Monday, May. 13, 1935
Kings in Carrion
The bald eagle is handsome, majestic, tremendously powerful. An individualist, it is rarely seen in the company of more than one of its kind. These attributes make U. S. citizens unversed in Nature proud to acknowledge the bald eagle as their national bird and emblem. Shocking to patriots are the facts that their bird is a bully, thief, coward, eater of carrion. It is so lazy that rather than hunt its own food it prefers to steal the prey of smaller birds. Better yet it likes to avoid all effort by finding its meal rotting in the sun. When Benjamin Franklin, John Adams and Thomas Jefferson were appointed in 1776 to design a national seal, they chose the double eagle of the Holy Roman Empire. After lesser men had substituted the bald eagle, Naturalist Franklin wrote:
"For my part, I wish the Bald Eagle had not been chosen as the representative of our country. He is a bird of bad moral character, and does not make his living honestly. . . . With all this injustice, he is never a good case, but, like those among I men who live by sharping and robbing, he is generally poor. Besides, he is a rank coward, the little Kingbird, not bigger than a sparrow, attacks him boldly, and drives him from the district."
Last week citizens of small Cherryfield, Me. & vicinity were being treated to a sight on a par with that of a king rummaging in a slop barrel. Some of last year's drought-starved Western cattle were shipped to Cherryfield. They failed to recuperate, left natives with a large number of ribby carcasses on their hands. Cherryfielders piled the hulks on wagons, carted them to a lonely spot well back from their Black Woods road, dumped them out to rot. Snow soon covered the charnel heap.

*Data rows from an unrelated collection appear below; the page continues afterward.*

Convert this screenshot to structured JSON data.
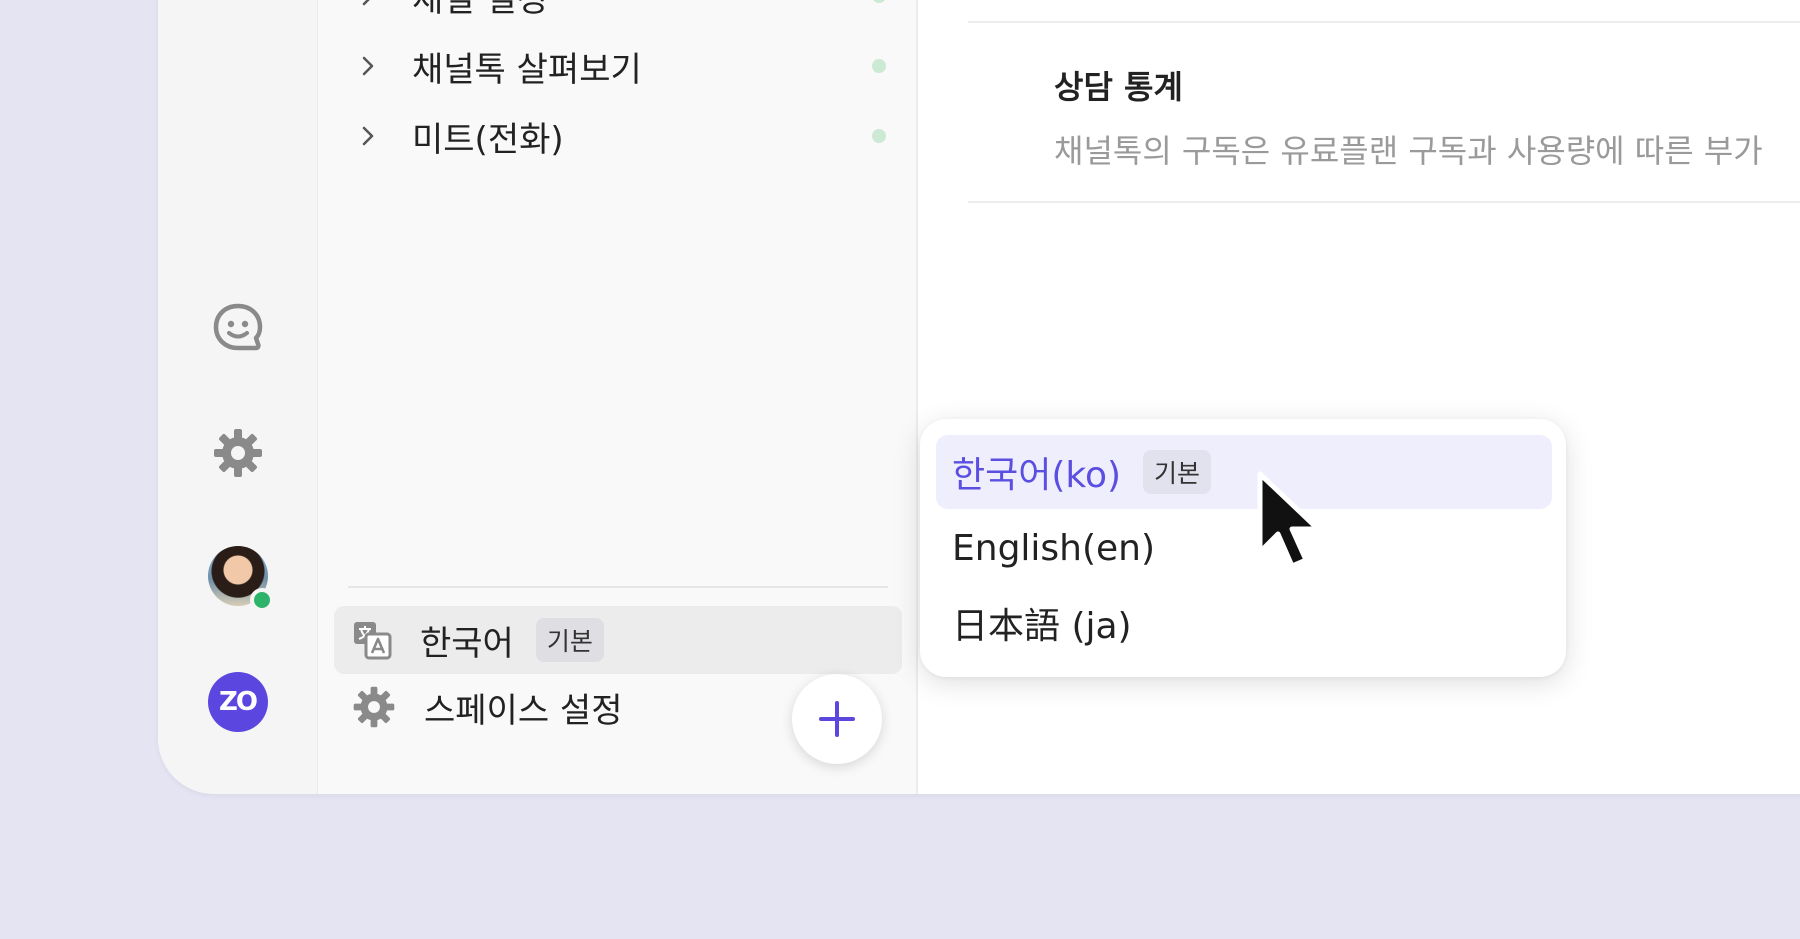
{
  "colors": {
    "accent": "#5b47e0",
    "online": "#2fb36a",
    "selected_bg": "#efeefc",
    "dot": "#cbe9d3"
  },
  "rail": {
    "icons": [
      "chat-face-icon",
      "gear-icon"
    ],
    "avatar_status": "online",
    "workspace_logo_text": "ZO"
  },
  "nav": {
    "items": [
      {
        "label": "채널 설정"
      },
      {
        "label": "채널톡 살펴보기"
      },
      {
        "label": "미트(전화)"
      }
    ],
    "language_row": {
      "label": "한국어",
      "badge": "기본"
    },
    "space_settings_label": "스페이스 설정"
  },
  "main": {
    "section_title": "상담 통계",
    "section_desc": "채널톡의 구독은 유료플랜 구독과 사용량에 따른 부가"
  },
  "language_menu": {
    "options": [
      {
        "label": "한국어(ko)",
        "badge": "기본",
        "selected": true
      },
      {
        "label": "English(en)",
        "selected": false
      },
      {
        "label": "日本語 (ja)",
        "selected": false
      }
    ]
  }
}
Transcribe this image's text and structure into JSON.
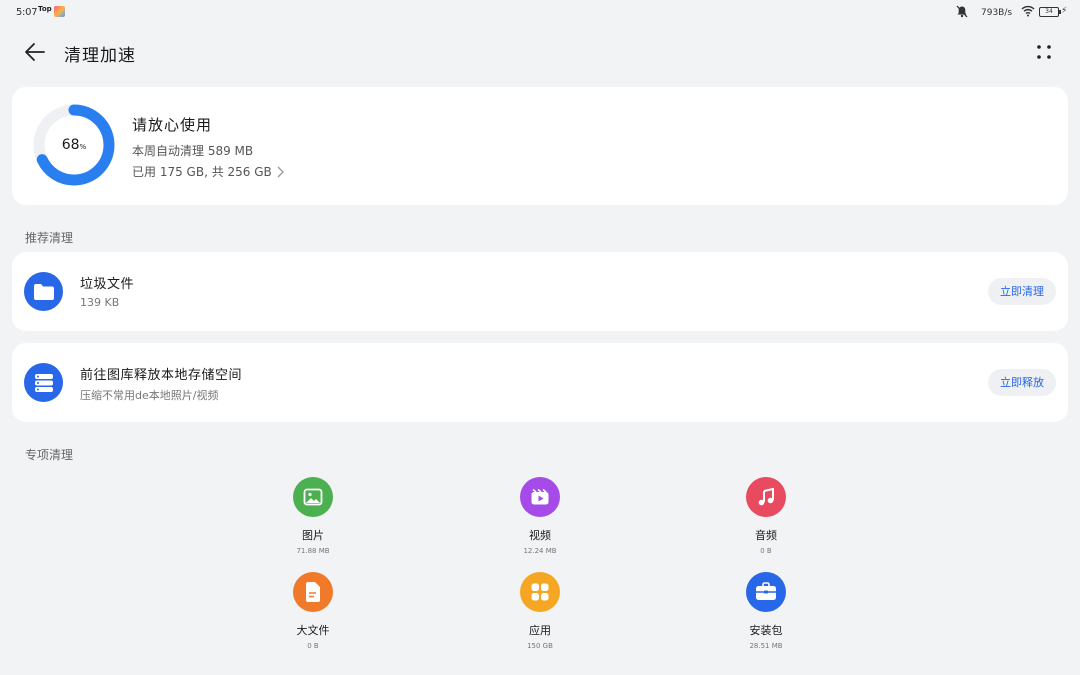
{
  "status_bar": {
    "time": "5:07",
    "app_tag": "Top",
    "net_speed": "793B/s",
    "battery": "34"
  },
  "header": {
    "title": "清理加速"
  },
  "storage": {
    "percent": "68",
    "percent_unit": "%",
    "percent_value": 0.68,
    "status": "请放心使用",
    "auto_clean": "本周自动清理 589 MB",
    "usage": "已用 175 GB, 共 256 GB",
    "ring_color": "#2a7ff0",
    "track_color": "#eef0f3"
  },
  "recommend": {
    "section_title": "推荐清理",
    "items": [
      {
        "title": "垃圾文件",
        "subtitle": "139 KB",
        "button": "立即清理",
        "icon": "folder-icon"
      },
      {
        "title": "前往图库释放本地存储空间",
        "subtitle": "压缩不常用de本地照片/视频",
        "button": "立即释放",
        "icon": "storage-icon"
      }
    ]
  },
  "special": {
    "section_title": "专项清理",
    "items": [
      {
        "label": "图片",
        "size": "71.88 MB",
        "color": "#4cb050",
        "icon": "image-icon"
      },
      {
        "label": "视频",
        "size": "12.24 MB",
        "color": "#a64be8",
        "icon": "video-icon"
      },
      {
        "label": "音频",
        "size": "0 B",
        "color": "#e84a5f",
        "icon": "music-icon"
      },
      {
        "label": "大文件",
        "size": "0 B",
        "color": "#f07a2a",
        "icon": "document-icon"
      },
      {
        "label": "应用",
        "size": "150 GB",
        "color": "#f5a623",
        "icon": "apps-icon"
      },
      {
        "label": "安装包",
        "size": "28.51 MB",
        "color": "#2767e8",
        "icon": "package-icon"
      }
    ]
  }
}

One day in March a wayfarer saw a flock of great, vulture-like birds tearing and gulping the carrion. They were bald eagles, of which only an occasional pair had hitherto been seen in the neighbor hood. Since then Cherryfielders have dropped their ordinary recreations to watch the birds. Twice each day, at sun rise and sunset, the eagles swoop on the stinking feast from their five-foot-wide nests in the trees of Cat's Skin Mountains. Observers have been able to approach within 400 ft. of the birds. A truckman's wife counted 30 at one time through her field glasses. Ornithologist Alfred Otto Gross, who had never seen more than four eagles together, went skeptically down from Bowdoin College, beheld with his own marveling eyes 25 great scavengers grouped at their horrid feast. Reporting to the National Association of Audubon Societies last week that migrating as well as Maine eagles composed the group, Ornithologist Gross said: "The loud screams and powerful wing beats of these giant birds were an experience never to be forgotten."